P ce sont des lettres, celles que l’on guette, celles de l’être cher que l’on cherche dans la boîte aux lettres, celles que l’on jette dans une bouteille et qui rejettent l’amer. P nous livre ses récits, comme le capitaine d’un bateau. Ivre, mais qui perçoit encore le récif. Les nouvelles de P savent se graver dans notre mémoire, elles peuvent même aggraver notre bonheur qui refuse de se sauver. P nous remet sa lettre d’émotion qu’on ne peut empêcher d’arriver à destination. P c’est un bonheur de plomb, un accouchement indolore, une orpheline gâtée, les pralinés sur le gâteau. P raconte les orgasmes insipides, le verre à moitié vide mais qui suffit pour oublier que quelqu’un nous a oubliés. P c’est souriant comme un brin de paille sous le bras. P c’est glaçant comme un père absent qui ne sait plus nous prendre dans ses bras. P c’est le chant d’une boîte à musique désaccordée, un champ dont l’herbe ne mérite pas d’être coupée. P est superbe, elle plairait même à un moche. P ne manque jamais le coche, quand elle n’est pas à la noce, elle lèche toujours son os.

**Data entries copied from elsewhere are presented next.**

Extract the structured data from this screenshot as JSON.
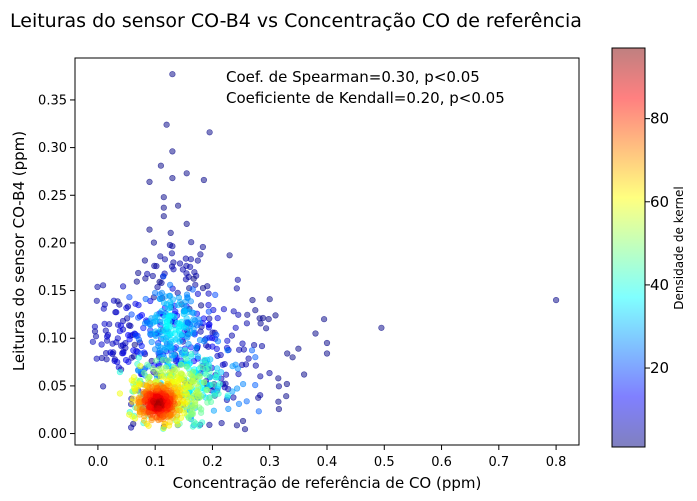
{
  "chart_data": {
    "type": "scatter",
    "title": "Leituras do sensor CO-B4 vs Concentração CO de referência",
    "xlabel": "Concentração de referência de CO (ppm)",
    "ylabel": "Leituras do sensor CO-B4 (ppm)",
    "xlim": [
      -0.04,
      0.84
    ],
    "ylim": [
      -0.012,
      0.394
    ],
    "xticks": [
      0.0,
      0.1,
      0.2,
      0.3,
      0.4,
      0.5,
      0.6,
      0.7,
      0.8
    ],
    "xtick_labels": [
      "0.0",
      "0.1",
      "0.2",
      "0.3",
      "0.4",
      "0.5",
      "0.6",
      "0.7",
      "0.8"
    ],
    "yticks": [
      0.0,
      0.05,
      0.1,
      0.15,
      0.2,
      0.25,
      0.3,
      0.35
    ],
    "ytick_labels": [
      "0.00",
      "0.05",
      "0.10",
      "0.15",
      "0.20",
      "0.25",
      "0.30",
      "0.35"
    ],
    "annotations": [
      "Coef. de Spearman=0.30, p<0.05",
      "Coeficiente de Kendall=0.20, p<0.05"
    ],
    "colorbar": {
      "label": "Densidade de kernel",
      "colormap": "jet",
      "range": [
        1,
        97
      ],
      "ticks": [
        20,
        40,
        60,
        80
      ],
      "tick_labels": [
        "20",
        "40",
        "60",
        "80"
      ]
    },
    "outlier_points": [
      {
        "x": 0.13,
        "y": 0.377
      },
      {
        "x": 0.12,
        "y": 0.324
      },
      {
        "x": 0.195,
        "y": 0.316
      },
      {
        "x": 0.13,
        "y": 0.296
      },
      {
        "x": 0.11,
        "y": 0.281
      },
      {
        "x": 0.155,
        "y": 0.273
      },
      {
        "x": 0.13,
        "y": 0.268
      },
      {
        "x": 0.09,
        "y": 0.264
      },
      {
        "x": 0.185,
        "y": 0.266
      },
      {
        "x": 0.115,
        "y": 0.248
      },
      {
        "x": 0.14,
        "y": 0.239
      },
      {
        "x": 0.115,
        "y": 0.237
      },
      {
        "x": 0.115,
        "y": 0.228
      },
      {
        "x": 0.155,
        "y": 0.22
      },
      {
        "x": 0.09,
        "y": 0.214
      },
      {
        "x": 0.23,
        "y": 0.187
      },
      {
        "x": 0.8,
        "y": 0.14
      },
      {
        "x": 0.495,
        "y": 0.111
      },
      {
        "x": 0.395,
        "y": 0.12
      },
      {
        "x": 0.4,
        "y": 0.095
      },
      {
        "x": 0.38,
        "y": 0.105
      },
      {
        "x": 0.4,
        "y": 0.084
      },
      {
        "x": 0.35,
        "y": 0.089
      },
      {
        "x": 0.3,
        "y": 0.141
      },
      {
        "x": 0.34,
        "y": 0.08
      },
      {
        "x": 0.31,
        "y": 0.124
      },
      {
        "x": 0.36,
        "y": 0.062
      },
      {
        "x": 0.27,
        "y": 0.14
      },
      {
        "x": 0.33,
        "y": 0.052
      },
      {
        "x": 0.315,
        "y": 0.058
      }
    ],
    "clusters": [
      {
        "cx": 0.105,
        "cy": 0.032,
        "sx": 0.02,
        "sy": 0.011,
        "n": 300,
        "density": [
          96,
          60
        ]
      },
      {
        "cx": 0.13,
        "cy": 0.045,
        "sx": 0.035,
        "sy": 0.018,
        "n": 220,
        "density": [
          68,
          40
        ]
      },
      {
        "cx": 0.16,
        "cy": 0.055,
        "sx": 0.045,
        "sy": 0.022,
        "n": 130,
        "density": [
          42,
          22
        ]
      },
      {
        "cx": 0.13,
        "cy": 0.115,
        "sx": 0.025,
        "sy": 0.02,
        "n": 140,
        "density": [
          40,
          20
        ]
      },
      {
        "cx": 0.12,
        "cy": 0.1,
        "sx": 0.06,
        "sy": 0.03,
        "n": 170,
        "density": [
          20,
          4
        ]
      },
      {
        "cx": 0.2,
        "cy": 0.07,
        "sx": 0.06,
        "sy": 0.035,
        "n": 90,
        "density": [
          8,
          1
        ]
      },
      {
        "cx": 0.035,
        "cy": 0.1,
        "sx": 0.025,
        "sy": 0.018,
        "n": 40,
        "density": [
          8,
          2
        ]
      },
      {
        "cx": 0.14,
        "cy": 0.17,
        "sx": 0.035,
        "sy": 0.02,
        "n": 40,
        "density": [
          6,
          1
        ]
      }
    ]
  }
}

P raconte le soufre de la vie, les égouts du paradis, l’ennui du chaos, les saveurs du gouffre. P aime soulever les jupes des fils de l’existence. Elle invite la vie à se réinventer quand celle-ci ne la ravit plus. P a l’imagination à fleur de tétons. À chaque paragraphe, elle dégrafe le corset de l’ennui. Elle poursuit sa course vers les recoins corsés, les rires cachés, les âmes oubliées, le sage bafoué, le cadavre encombrant l’entrée, le voyageur qu’on ne laisse plus entrer, la femme qu’on oublie de baiser, le cœur qui ne sait plus battre, la patte que l’on ne veut plus donner, la main que l’on tend à l’oiseau las de voler, les désirs que l’on ose avouer et que l’on se fait voler. P raconte l’être humain, infidèle à lui-même. Celui qui avance, un chewing-gum sous le pied droit, une merde sous le pied gauche. P a le souci du détail, elle aime la beauté du zeste.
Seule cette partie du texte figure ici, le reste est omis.